Aron’s scholarship, in the philological sense, was as well-informed as his journalism. His analytical abilities as a social scientist were, however, less impressive. In addition to the limitations I have already mentioned, he lacked the kind of rigorous formal training which could have acted as a multiplier on his intuition. In the Memoirs he tells us how an uncle in banking, having listened to the young Aron’s dissertation on the currency crisis, finally said to him: ‘Je t’écouterai quand tu parleras de philosophie; sur les finances, tu ne sais rien, tais-toi.’ He did not take the advice. He wrote, and spoke, extensively about economic matters, but I suspect that he did not really master the underlying complexities. When talking about international economics, he usually had valuable things to say, since in this domain psychology and politics count for so much. When trying to expound the mysteries of inflation or of Marxian economics, he was less successful. He half-knew this to be the case. He often regretted that he had not had the mathematical training he would have needed to be in full command of the subject. Yet, perhaps out of vanity, of which he possessed his share, he did not abstain from commenting on economic affairs.

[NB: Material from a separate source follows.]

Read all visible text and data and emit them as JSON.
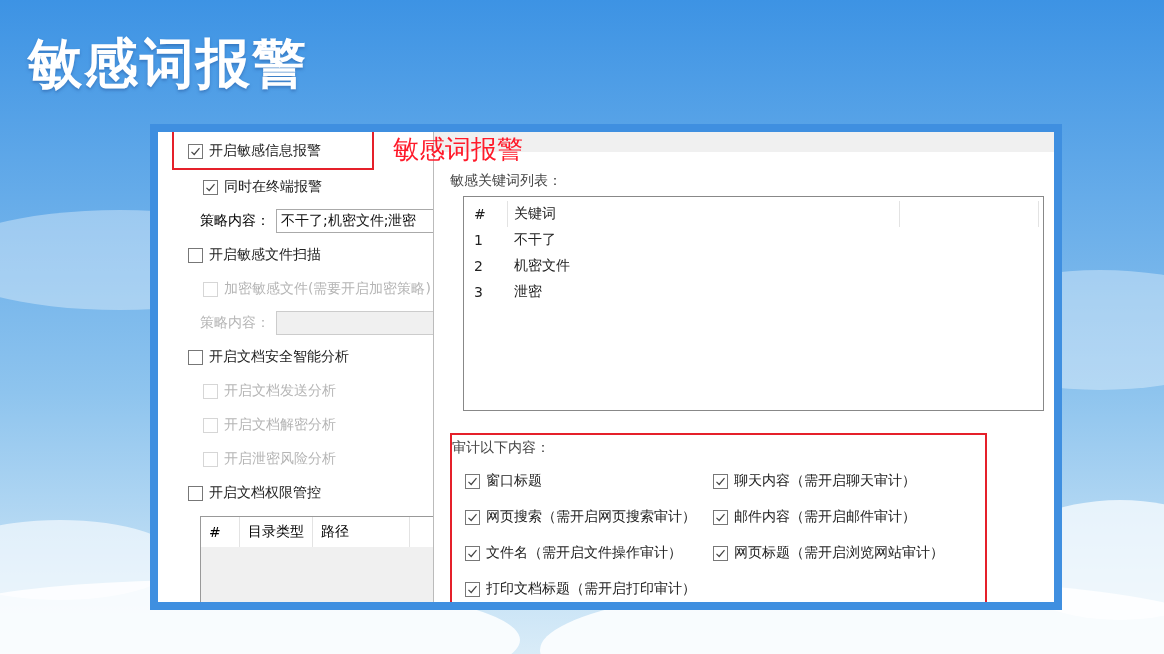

It might seem absurd – or pretentious – to claim that he also suffered from not having had a training in analytical philosophy. Surely the mere mention of Sartre’s name is enough to show that great achievements in philosophy are possible outside the analytic tradition? This may well be so. Yet analytical philosophy, as he was to discover, was more congenial to Aron’s cast of mind than the neo-Kantian philosophy of Brunschvicg which he encountered at the Ecole Normale. He regretted, he says in his Memoirs, that he had not been exposed in his youth to the empiricist tradition. A few years ago I suggested that he read G.A. Cohen’s book on Marx, a tour de force of analytical thinking. He did so and came away impressed, and said he would write about it in L’Express. I don’t think he ever got around to doing so – probably some political crisis preempted his attention. When dealing with the complex interrelation of causality and intentionality in history, the analytical framework would surely have served him better than the Weberian, neo-Kantian one adopted in his Introduction à la Philosophie de l’Histoire.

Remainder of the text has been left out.